Both the world wars made for the goriest chapters for modern History. Countless lives were lost, millions were displaced, and the world witnessed humanity at its worst. Food scarcity became a major challenge in Europe and America, especially during the second world war. It must be recalled that this was the time of massive unemployment and poverty too, it was already tough to afford a proper meal for the family, and with strict food rationing laws in place, the demands were much greater than the supply, further complicating the issue of food shortage. It was around this hostile time, that the idea of ‘Victory gardens’ or ‘war gardens’ took prominence.  

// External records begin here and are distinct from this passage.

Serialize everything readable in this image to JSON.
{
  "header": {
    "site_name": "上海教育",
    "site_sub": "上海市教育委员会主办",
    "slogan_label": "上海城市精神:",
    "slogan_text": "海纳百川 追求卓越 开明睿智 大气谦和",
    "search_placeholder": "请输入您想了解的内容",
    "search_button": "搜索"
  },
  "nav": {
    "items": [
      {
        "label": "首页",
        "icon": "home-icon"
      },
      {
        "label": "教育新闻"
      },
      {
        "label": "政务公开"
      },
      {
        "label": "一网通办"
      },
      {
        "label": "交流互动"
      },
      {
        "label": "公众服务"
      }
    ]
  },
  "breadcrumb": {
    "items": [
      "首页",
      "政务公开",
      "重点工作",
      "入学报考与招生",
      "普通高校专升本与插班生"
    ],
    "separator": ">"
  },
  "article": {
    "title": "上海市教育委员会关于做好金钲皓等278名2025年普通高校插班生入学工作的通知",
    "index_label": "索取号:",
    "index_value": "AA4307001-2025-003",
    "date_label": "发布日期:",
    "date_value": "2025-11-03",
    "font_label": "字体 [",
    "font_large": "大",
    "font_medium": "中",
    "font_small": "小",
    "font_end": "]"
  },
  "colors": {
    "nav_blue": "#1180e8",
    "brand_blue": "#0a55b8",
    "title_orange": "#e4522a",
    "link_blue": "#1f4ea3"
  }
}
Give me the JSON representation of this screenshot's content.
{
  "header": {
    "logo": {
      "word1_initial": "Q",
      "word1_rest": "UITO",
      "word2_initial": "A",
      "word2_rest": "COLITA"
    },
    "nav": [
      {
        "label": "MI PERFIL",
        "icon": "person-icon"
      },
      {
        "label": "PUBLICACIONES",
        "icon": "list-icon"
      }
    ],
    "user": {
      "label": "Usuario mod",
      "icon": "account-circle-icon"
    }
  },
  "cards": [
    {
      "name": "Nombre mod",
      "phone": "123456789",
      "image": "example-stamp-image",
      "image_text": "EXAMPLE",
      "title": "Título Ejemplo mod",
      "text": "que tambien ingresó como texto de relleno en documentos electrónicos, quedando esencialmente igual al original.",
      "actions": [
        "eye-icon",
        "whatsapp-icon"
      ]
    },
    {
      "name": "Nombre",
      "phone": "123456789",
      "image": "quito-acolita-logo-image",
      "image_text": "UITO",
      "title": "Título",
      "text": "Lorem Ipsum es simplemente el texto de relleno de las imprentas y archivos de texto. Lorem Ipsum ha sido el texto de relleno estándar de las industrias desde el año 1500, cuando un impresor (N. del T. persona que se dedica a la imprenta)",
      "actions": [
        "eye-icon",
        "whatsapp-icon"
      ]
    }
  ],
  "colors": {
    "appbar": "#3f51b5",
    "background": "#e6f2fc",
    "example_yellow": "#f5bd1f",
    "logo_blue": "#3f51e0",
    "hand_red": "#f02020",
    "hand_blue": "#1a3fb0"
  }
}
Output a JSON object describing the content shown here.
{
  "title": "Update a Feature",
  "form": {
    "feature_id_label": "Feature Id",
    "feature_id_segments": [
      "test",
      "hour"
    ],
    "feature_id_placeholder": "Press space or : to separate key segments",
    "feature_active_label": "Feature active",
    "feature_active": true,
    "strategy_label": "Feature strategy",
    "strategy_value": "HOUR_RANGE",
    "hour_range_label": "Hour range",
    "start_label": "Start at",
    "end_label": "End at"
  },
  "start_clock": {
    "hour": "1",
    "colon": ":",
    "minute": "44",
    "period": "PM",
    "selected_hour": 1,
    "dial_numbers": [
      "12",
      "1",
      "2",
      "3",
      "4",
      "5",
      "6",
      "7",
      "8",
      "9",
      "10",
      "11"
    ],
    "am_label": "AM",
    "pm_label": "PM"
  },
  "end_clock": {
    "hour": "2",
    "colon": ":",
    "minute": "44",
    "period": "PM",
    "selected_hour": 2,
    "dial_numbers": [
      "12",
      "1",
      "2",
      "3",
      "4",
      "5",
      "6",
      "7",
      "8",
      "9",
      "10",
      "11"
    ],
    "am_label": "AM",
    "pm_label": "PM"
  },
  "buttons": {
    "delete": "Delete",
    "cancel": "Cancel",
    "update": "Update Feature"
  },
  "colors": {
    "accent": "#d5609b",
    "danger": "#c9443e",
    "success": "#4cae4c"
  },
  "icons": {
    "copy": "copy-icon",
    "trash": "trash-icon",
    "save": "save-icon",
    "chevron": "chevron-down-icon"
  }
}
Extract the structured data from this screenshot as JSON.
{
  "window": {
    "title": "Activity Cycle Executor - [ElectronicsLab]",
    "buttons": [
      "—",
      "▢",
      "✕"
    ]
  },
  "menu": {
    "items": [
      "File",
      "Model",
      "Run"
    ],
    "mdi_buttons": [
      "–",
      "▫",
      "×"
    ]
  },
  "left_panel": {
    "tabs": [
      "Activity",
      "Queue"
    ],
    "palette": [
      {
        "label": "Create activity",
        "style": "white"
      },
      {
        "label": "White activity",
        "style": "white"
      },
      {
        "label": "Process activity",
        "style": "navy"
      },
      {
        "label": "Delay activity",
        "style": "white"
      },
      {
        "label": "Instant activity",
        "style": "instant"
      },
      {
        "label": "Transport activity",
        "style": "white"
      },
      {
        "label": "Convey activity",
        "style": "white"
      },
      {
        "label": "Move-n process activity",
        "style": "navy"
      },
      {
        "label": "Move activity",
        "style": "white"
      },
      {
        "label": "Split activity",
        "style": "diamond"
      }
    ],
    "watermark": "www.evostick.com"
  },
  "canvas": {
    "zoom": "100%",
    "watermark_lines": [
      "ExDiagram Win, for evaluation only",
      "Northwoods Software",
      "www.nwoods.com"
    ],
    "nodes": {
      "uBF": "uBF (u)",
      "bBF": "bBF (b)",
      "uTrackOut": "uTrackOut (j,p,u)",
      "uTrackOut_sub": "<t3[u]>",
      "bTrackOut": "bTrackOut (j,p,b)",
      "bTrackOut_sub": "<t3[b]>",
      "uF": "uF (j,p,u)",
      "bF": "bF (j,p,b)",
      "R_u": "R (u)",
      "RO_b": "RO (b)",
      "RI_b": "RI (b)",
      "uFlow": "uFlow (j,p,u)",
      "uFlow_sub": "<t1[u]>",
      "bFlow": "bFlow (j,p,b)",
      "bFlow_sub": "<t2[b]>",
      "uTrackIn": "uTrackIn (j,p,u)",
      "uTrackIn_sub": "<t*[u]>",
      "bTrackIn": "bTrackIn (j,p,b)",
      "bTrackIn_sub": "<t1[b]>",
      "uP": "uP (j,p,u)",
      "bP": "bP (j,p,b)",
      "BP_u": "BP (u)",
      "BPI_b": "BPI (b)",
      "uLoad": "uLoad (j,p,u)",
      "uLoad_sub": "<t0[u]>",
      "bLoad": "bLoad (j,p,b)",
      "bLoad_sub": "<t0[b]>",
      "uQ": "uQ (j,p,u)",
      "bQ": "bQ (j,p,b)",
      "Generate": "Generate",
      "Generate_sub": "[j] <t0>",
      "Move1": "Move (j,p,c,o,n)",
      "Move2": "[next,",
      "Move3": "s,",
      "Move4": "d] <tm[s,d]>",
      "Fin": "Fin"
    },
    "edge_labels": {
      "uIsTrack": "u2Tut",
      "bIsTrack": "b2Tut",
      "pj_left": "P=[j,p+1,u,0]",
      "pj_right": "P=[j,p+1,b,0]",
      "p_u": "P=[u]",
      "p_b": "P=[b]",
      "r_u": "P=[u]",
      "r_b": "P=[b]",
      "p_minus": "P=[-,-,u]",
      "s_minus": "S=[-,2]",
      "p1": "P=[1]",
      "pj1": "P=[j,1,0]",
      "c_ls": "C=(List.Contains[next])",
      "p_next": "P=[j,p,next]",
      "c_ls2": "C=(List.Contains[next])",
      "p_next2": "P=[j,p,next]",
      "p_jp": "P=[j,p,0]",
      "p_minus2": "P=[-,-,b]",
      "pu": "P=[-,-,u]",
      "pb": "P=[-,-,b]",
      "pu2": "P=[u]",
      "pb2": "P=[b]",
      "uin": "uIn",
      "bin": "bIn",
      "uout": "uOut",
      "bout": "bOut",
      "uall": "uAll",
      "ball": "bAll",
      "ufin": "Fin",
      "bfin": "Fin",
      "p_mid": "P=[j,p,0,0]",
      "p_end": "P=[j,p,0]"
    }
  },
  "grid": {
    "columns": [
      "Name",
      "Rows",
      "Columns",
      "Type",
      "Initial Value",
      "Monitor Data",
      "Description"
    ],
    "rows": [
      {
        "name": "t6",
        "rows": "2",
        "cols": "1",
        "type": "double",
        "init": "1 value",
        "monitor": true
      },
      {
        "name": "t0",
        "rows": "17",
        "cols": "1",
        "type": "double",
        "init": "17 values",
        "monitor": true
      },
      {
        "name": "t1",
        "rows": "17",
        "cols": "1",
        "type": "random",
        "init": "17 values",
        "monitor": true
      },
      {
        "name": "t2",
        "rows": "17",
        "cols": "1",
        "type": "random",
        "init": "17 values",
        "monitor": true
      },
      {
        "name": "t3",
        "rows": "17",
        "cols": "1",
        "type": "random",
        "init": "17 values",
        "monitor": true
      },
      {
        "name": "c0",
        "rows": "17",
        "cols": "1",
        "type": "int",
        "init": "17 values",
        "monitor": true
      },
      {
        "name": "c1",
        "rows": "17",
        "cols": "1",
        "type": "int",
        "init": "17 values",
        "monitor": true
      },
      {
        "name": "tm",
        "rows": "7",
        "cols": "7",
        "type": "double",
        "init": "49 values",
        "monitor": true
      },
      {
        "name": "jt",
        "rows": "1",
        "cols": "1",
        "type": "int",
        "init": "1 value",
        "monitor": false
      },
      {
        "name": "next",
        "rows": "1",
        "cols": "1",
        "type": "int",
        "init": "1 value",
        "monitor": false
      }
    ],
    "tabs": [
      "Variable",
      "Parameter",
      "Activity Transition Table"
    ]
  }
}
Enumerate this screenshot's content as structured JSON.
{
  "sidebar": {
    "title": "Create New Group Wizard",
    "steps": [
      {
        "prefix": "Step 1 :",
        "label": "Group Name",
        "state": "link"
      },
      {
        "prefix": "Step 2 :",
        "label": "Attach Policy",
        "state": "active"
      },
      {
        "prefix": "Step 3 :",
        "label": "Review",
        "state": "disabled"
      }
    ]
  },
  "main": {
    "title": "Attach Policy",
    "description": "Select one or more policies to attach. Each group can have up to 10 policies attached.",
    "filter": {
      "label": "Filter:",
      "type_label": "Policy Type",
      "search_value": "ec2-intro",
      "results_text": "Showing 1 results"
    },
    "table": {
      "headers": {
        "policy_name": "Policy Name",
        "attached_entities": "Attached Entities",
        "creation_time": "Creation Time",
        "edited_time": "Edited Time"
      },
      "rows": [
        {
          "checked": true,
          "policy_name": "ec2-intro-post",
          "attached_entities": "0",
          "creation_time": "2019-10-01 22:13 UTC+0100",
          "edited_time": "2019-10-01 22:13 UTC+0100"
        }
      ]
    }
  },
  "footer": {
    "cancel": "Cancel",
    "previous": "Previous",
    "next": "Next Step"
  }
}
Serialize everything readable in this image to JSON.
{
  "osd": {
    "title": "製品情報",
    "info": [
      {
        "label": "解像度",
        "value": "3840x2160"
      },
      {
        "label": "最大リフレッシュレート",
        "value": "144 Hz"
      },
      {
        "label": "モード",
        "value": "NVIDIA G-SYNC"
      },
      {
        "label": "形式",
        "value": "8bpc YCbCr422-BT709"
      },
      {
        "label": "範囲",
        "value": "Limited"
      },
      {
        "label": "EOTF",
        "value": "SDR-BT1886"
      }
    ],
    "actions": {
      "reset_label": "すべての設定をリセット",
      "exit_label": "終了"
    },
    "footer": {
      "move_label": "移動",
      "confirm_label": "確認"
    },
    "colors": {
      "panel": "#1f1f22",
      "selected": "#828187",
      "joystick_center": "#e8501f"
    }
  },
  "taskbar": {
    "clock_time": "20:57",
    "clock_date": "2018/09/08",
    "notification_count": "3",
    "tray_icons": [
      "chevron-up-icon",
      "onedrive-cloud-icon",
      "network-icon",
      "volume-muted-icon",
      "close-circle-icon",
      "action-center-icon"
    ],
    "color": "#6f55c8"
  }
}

Private vegetable gardens or a means 'to boost morale'?

Civilians were encouraged to grow fruits, vegetables and herbs in private residences. Many public parks in the United States, United Kingdom, Canada, Australia and Germany were also studded with shrubs and plants that bore fruits, veggies and herbs. This not only helped people supplement their rations, but it was also viewed as a means ‘to boost morale’ of the soldiers on the front. The governments called it an act of showing solidarity, several posters and stamps were also rolled out to boost the growth of these gardens. Not only were these gardens indirectly aiding the food crisis, but also helped lift the spirits of people in such grim times.

How these gardens indirectly helped the food shortage crises in wartime?

“In Britain, even before rationing officially started, The Ministry of Agriculture launched its “Dig for Victory” campaign”, notes the book ‘The Story of Food: An Illustrated History of Everything We Eat’, by DK Publishing.  While people were urged to turn their gardens into vegetable plots, “even the moat of the Tower of London was drained and planted with vegetables”, the book further notes.  

Calling it a “massive success”, the book further mentions that “By 1943, it was estimated that home vegetable gardens were producing more than a million tons of produce.” Alongside vegetables, many also farmed chickens, eggs, ducks, and rabbits for meat.  


‘Victory Gardens’ were already a hit concept in the United States of America during World War 1, but it was its reappearance in 1942, close on the heels of the introduction of food rationing, that showed that people were willing to do all it took to stay alive and get a day’s meal. Americans had an even greater “urge” to grow their own food, the book notes. By 1944, 20 million such gardens were producing 9-10 million tonnes of food a year.